Ackerman claims that "there is no constitutional provision or precedent authorizing this new form of Bush unilateralism," and calls the Declaration of Principles a "constitutional farce." But executive agreements declaring principles or establishing a diplomatic framework pose no crisis for either the rule of law or the separation of powers. Even scholars and policymakers most jealous of congressional prerogatives generally concede that under the Constitution the president is the chief diplomatic officer of the United States.
Still, what a president can accomplish in carrying out an executive agreement is limited by what he can do under the Constitution he cannot, for example, withdraw money from the U.S. Treasury except pursuant to statute. Bases require congressional appropriations, and should a president wish to begin (or maintain) a base abroad, he would have to go to Congress. Inasmuch as any agreement with Iraq might involve bases, it would surely be what is known as a "non-self-executing" agreement. On the other hand, if it is merely a statement of policy or establishing a framework for "normalized bilateral relations," it would seem to be well within the president's constitutional authority as chief diplomatic officer.
Ackerman claims "the administration's approach here could tie the hands of the victor of the 2008 presidential election. If a Democrat wins and seeks a new course in Iraq, he or she would be obliged to break an international commitment." This concern seems misplaced. The president acting alone quite simply does not have the power to bind the nation to do anything that he alone cannot carry out. Or would Ackerman regard as inappropriate the Clinton administration's 1994 "framework" with North Korea?
As for precedents, many sole executive agreements were made with Far Eastern and Caribbean nations in the first two decades of the 20th century, some rather important and without senatorial advice and consent. For basing precedents specifically, one may also look to Cold War agreements with Spain, Bahrain, Portugal and Britain. The well known 1940 Destroyers-for-Bases agreement was another such executive agreement. Formally, it made no legal commitment and made no expenditure. Was this also a "farce"?
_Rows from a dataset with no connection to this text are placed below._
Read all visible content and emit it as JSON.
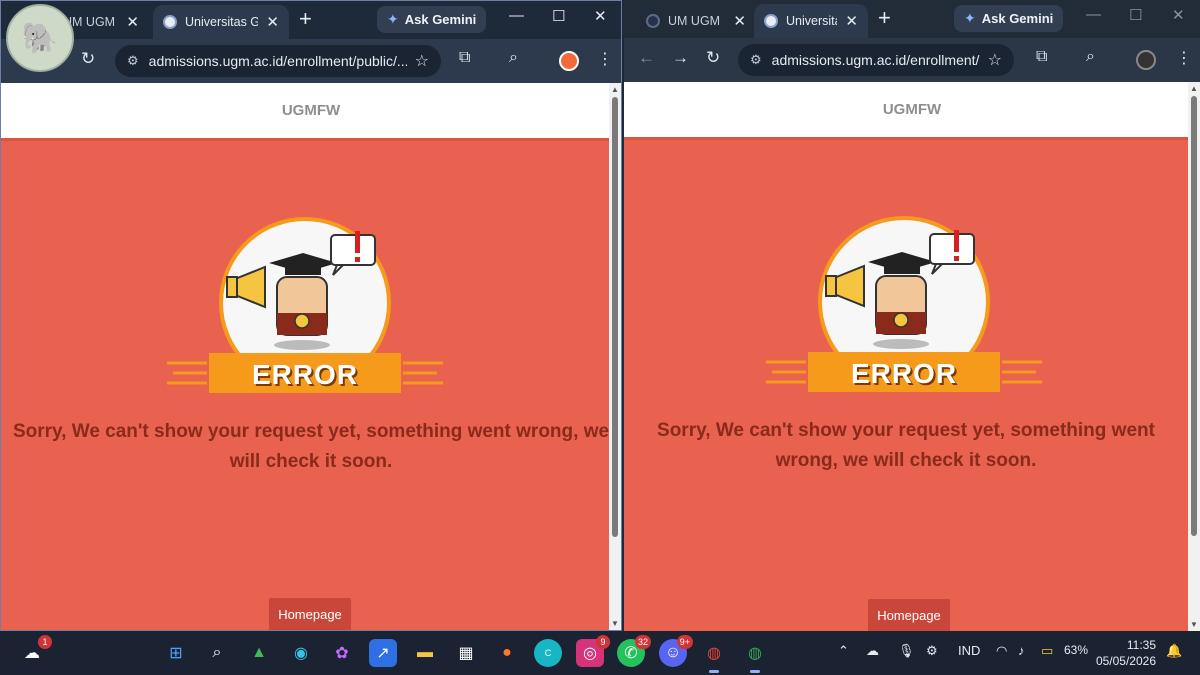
{
  "left_window": {
    "tabs": [
      {
        "label": "UM UGM Com",
        "active": false
      },
      {
        "label": "Universitas Ga",
        "active": true
      }
    ],
    "ask_gemini": "Ask Gemini",
    "url": "admissions.ugm.ac.id/enrollment/public/...",
    "site_header": "UGMFW",
    "error_badge": "ERROR",
    "error_message": "Sorry, We can't show your request yet, something went wrong, we will check it soon.",
    "homepage_button": "Homepage"
  },
  "right_window": {
    "tabs": [
      {
        "label": "UM UGM",
        "active": false
      },
      {
        "label": "Universitas",
        "active": true
      }
    ],
    "ask_gemini": "Ask Gemini",
    "url": "admissions.ugm.ac.id/enrollment/...",
    "site_header": "UGMFW",
    "error_badge": "ERROR",
    "error_message": "Sorry, We can't show your request yet, something went wrong, we will check it soon.",
    "homepage_button": "Homepage"
  },
  "taskbar": {
    "weather_badge": "1",
    "instagram_badge": "9",
    "whatsapp_badge": "32",
    "discord_badge": "9+",
    "language": "IND",
    "battery": "63%",
    "time": "11:35",
    "date": "05/05/2026",
    "apps": [
      "windows-start",
      "search",
      "google-drive",
      "edge",
      "copilot",
      "vector-app",
      "file-explorer",
      "microsoft-store",
      "firefox",
      "canva",
      "instagram",
      "whatsapp",
      "discord",
      "chrome",
      "chrome-profile"
    ]
  },
  "colors": {
    "page_background": "#e8624f",
    "message_text": "#8a2a1a",
    "homepage_button": "#c9463a",
    "browser_chrome": "#2d3a4d"
  }
}
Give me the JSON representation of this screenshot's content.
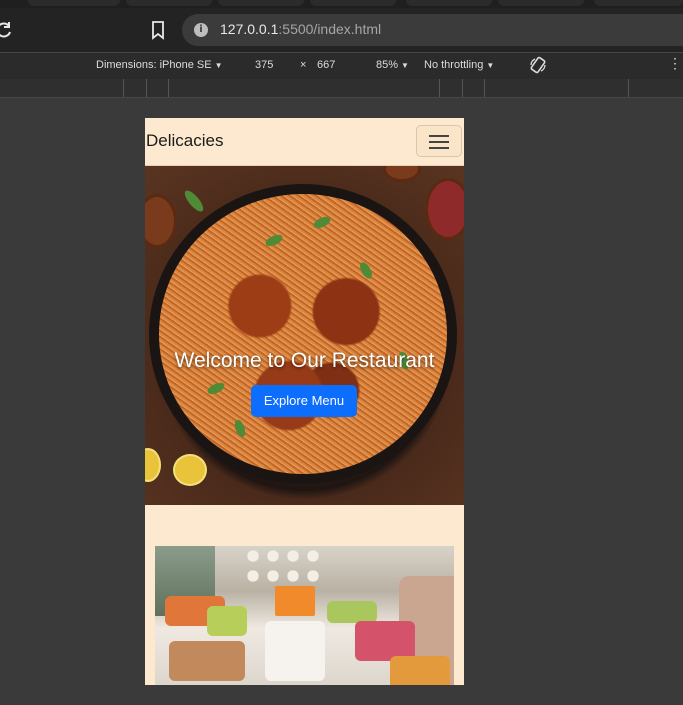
{
  "browser": {
    "url_host": "127.0.0.1",
    "url_rest": ":5500/index.html"
  },
  "device_toolbar": {
    "dimensions_label": "Dimensions: iPhone SE",
    "width": "375",
    "times": "×",
    "height": "667",
    "zoom": "85%",
    "throttling": "No throttling"
  },
  "site": {
    "brand": "Delicacies",
    "hero_title": "Welcome to Our Restaurant",
    "hero_button": "Explore Menu"
  },
  "icons": {
    "reload": "reload-icon",
    "bookmark": "bookmark-icon",
    "info": "info-icon",
    "rotate": "rotate-icon",
    "more": "more-icon",
    "menu": "hamburger-menu-icon"
  },
  "colors": {
    "page_bg": "#fde9cf",
    "primary_button": "#0d6efd"
  }
}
Under both constitutional and international law, a sole executive agreement merely declaring principles would be "binding" on this administration alone. Any subsequent administration can break or revise such a sole executive agreement at any time (or discontinue relations with Iraq, if it so wishes).
Let the president make as many agreements as he pleases. And let coming generations, Congress and future administrations resist or support their implementation as they please.
Tom Karako is a doctoral candidate at Claremont Graduate University and director of programs for the Claremont Institute.